Avustralya Atatürk Kültür Merkezi (www.ataturk.org.au) olarak üzülmekteyiz ve o kadar da içimizde bir kurtuluş duygusu doğmasından dolayı da mutluyuz. Gezi Parkı olayları ile başlayan ve son iki haftadan beri artık tüm Türkiye’nin ayaklandığı ve halkın Erdoğan hükümetine karşı direnişe geçtiği bu tarihi günlerde, memleketimiz ve vatandaşlarımızın geleceği için çok önemli bir noktaya gelinen bu ortamda endişeliyiz.

En sonun da halk ayaklandı, haksızlıklara, hukuksuzluklara yeter artık demeye başladı. Hakkını aramaya, birlik beraberlik içinde başımıza musallat olan vatan hainleri ile savaşmaya ant içti.

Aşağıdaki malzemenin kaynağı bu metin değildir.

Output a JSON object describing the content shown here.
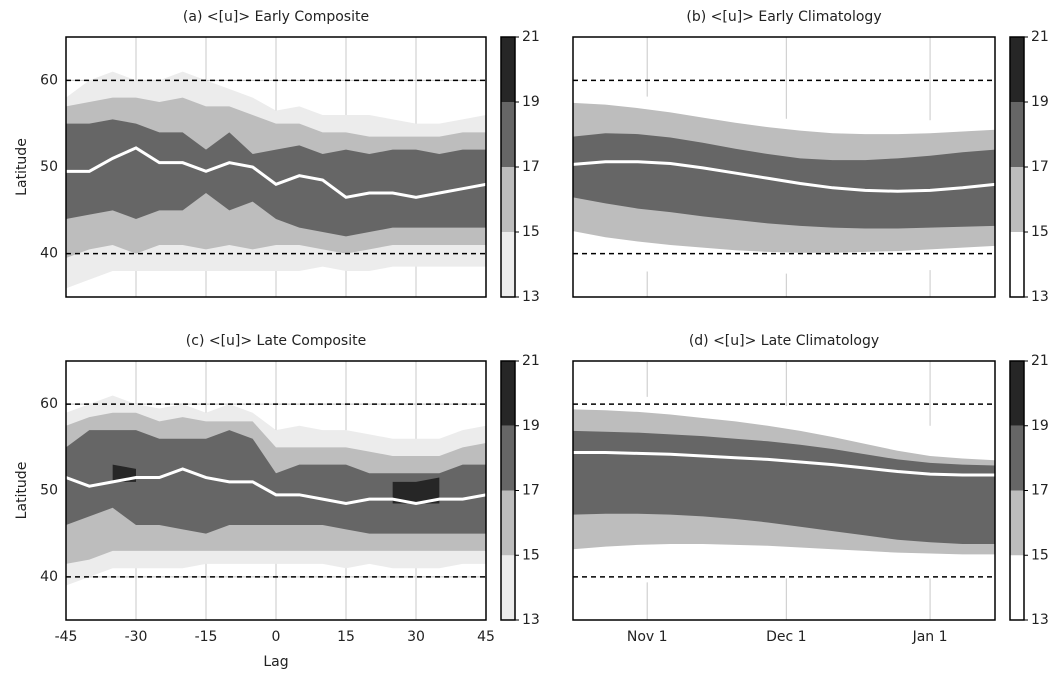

Hükümet polisi çok çirkin bir şekilde kullanıyor. Halk, demokratik haklarını medeni bir şekilde kullanarak protesto ederken, savunmasız insanların çadırlarını yakmak ve hükümetin polisi hunharca maşa olarak kullanması insanlık dışı. Erdoğan ve çevresindeki yöneticiler hep bir ağız olmuş faşist bir uygulama ile halkı sindirmeye çalışıyorlar.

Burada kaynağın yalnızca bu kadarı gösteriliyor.